Rory called his insurer to check that expenses for the additional two days would be covered. Rory explained that all the reasonably priced accommodation was booked, and they would have to stay at an expensive hotel. Rory was concerned the insurance might not cover the more expensive accommodation costs. The insurer told Rory to keep screen shots of the searches for cheaper accommodation and submit the claim on his return.
Rory kept records of the additional accommodation and food costs and submitted the claim. The insurer accepted the additional accommodation costs, but declined to cover the additional food costs.
Rory did not accept the insurer’s decision, and complained to FSCL.
The insurer explained that the food costs were not an additional expense because Rory and his family were always going to have to eat, whether it was overseas or in New Zealand.
Rory said that the food costs were an additional expense because he and his family would not have eaten out had they been in New Zealand. The cost of eating out overseas is much more than the usual cost of home cooking.
We asked the insurer to review its decision. In our view the insurer was obliged to reimburse Rory for food costs because they were reasonably and necessarily incurred as a result of an unforeseen event, and covered by the policy.
The insurer agreed, accepting Rory’s claim for $545.
Meanwhile, the insurer’s claims team assessed the claim and deposited $544.90 into Rory’s bank account, being the actual amount of Rory’s loss.
Rory contacted us, annoyed that, after agreeing to pay him $545, the insurer had paid $544.90. Rory claimed compensation of $1,000.10, the additional $1,000 was for the hurt, humiliation, expenses and discrimination Rory said he had experienced during the claims process.
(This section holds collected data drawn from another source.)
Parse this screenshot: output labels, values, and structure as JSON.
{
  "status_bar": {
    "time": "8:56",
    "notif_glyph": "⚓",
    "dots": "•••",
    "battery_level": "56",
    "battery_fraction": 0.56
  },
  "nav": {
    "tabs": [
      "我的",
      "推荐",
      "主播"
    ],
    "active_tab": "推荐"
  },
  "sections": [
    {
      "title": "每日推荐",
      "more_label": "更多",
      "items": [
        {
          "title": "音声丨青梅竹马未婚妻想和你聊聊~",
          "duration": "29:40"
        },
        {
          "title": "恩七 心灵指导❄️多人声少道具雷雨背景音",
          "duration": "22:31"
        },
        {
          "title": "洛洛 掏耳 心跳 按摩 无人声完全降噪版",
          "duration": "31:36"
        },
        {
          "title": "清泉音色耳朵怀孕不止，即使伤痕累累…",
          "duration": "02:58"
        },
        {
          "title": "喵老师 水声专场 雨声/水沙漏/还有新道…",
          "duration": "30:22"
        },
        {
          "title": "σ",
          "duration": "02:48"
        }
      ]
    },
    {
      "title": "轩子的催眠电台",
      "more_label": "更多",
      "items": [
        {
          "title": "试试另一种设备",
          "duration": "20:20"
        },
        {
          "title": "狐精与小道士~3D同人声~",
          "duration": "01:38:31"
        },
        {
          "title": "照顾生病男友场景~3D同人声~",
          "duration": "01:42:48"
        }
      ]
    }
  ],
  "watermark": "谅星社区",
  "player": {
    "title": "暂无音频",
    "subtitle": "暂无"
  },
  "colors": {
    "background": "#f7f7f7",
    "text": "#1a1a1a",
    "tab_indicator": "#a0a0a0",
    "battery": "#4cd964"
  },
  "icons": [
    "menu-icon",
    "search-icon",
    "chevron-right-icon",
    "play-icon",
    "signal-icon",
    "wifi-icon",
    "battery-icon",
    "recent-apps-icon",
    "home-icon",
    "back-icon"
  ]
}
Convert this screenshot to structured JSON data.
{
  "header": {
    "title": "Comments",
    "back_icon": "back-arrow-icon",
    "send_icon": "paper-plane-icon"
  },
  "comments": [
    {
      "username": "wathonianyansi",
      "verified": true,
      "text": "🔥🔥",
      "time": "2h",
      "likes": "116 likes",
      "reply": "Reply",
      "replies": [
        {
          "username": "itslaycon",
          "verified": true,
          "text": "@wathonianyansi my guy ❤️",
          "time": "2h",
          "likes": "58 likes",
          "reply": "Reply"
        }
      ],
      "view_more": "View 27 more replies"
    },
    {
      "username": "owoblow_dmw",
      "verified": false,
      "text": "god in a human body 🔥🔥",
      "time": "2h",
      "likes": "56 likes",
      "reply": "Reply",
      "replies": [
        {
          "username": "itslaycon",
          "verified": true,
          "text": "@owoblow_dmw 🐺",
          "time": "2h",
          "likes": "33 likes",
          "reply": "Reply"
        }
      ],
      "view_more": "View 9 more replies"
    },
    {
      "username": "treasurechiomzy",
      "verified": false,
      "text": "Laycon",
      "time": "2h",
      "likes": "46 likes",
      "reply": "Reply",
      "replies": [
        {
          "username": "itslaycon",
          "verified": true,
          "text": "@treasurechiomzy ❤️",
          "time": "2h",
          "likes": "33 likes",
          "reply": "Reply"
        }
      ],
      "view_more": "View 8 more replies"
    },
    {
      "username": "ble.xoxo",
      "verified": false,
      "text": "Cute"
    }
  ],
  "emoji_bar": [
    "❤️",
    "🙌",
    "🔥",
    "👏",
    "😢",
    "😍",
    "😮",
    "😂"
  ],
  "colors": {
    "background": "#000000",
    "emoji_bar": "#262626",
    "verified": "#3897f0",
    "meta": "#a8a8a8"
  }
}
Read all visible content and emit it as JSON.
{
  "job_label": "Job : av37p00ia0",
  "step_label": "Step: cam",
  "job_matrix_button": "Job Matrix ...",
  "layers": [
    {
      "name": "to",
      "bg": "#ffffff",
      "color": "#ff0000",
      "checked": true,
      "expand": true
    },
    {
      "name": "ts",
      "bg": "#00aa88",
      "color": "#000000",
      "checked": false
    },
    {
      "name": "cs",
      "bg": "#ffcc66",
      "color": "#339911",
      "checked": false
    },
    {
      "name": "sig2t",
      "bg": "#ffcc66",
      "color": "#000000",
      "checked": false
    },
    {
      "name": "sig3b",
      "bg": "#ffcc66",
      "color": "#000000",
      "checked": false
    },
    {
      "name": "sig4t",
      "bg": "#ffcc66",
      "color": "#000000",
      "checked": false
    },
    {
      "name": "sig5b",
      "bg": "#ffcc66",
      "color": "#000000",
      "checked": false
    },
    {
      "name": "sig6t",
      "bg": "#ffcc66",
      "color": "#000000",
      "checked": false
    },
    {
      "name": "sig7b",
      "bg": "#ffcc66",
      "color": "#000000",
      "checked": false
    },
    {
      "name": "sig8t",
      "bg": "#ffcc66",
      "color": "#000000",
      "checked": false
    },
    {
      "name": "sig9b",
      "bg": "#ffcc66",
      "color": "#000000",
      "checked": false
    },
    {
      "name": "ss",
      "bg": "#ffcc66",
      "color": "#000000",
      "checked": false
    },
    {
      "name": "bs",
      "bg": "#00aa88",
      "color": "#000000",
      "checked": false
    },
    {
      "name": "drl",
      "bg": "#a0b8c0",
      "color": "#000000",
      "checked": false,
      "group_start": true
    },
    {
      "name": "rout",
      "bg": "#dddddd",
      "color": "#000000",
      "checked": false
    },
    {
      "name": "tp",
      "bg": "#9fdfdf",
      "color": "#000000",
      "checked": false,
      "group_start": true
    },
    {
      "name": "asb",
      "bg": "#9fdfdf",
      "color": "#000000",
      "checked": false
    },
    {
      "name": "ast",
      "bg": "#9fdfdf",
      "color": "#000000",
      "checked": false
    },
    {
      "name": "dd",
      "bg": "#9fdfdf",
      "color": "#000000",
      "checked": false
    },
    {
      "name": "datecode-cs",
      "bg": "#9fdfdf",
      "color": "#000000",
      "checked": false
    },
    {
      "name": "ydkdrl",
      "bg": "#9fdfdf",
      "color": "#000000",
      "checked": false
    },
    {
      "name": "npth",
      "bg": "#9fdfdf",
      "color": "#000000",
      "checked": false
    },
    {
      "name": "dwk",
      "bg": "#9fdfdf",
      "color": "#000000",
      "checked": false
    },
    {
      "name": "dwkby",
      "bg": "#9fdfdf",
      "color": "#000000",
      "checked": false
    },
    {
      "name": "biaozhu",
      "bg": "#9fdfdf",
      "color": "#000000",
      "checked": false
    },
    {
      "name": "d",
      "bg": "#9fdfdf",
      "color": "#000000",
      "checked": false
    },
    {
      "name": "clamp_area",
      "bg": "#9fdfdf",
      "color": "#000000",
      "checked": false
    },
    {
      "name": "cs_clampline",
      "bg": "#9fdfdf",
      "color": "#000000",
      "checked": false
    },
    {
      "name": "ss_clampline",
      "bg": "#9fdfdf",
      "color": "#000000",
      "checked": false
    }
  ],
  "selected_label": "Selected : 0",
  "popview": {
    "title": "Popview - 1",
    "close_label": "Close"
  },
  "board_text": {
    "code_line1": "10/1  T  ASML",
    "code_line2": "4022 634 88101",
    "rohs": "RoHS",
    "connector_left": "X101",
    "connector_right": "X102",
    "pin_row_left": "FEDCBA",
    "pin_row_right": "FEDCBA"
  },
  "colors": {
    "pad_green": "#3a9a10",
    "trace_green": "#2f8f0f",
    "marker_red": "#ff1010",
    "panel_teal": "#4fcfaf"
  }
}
We acknowledged Rory’s frustration that his claim was settled for 10 cents less than he expected, but because $544.90 was the correct amount of his claim we considered the settlement paid by the insurer was reasonable. We could not see any evidence of additional costs or discrimination and considered the disappointment at receiving 10 cents less than expected did not warrant compensation. We all experience disappointment from time to time in our daily lives.
We advised Rory that we were declining to investigate his complaint because we were of the view the insurer had made a reasonable settlement offer. We noted that Rory had not suffered either a direct financial loss nor sufficient inconvenience to warrant compensation.
Insights for consumers
From time to time, in everyday life, we all experience irritation and annoyance. In an ideal world, all insurance claims would be settled immediately and there would be no difference of opinion between insurers and insured. Sometimes you will have to make a complaint to an external dispute resolution body to achieve the outcome you are looking for. But it does not necessarily follow that lodging a complaint warrants compensation for inconvenience.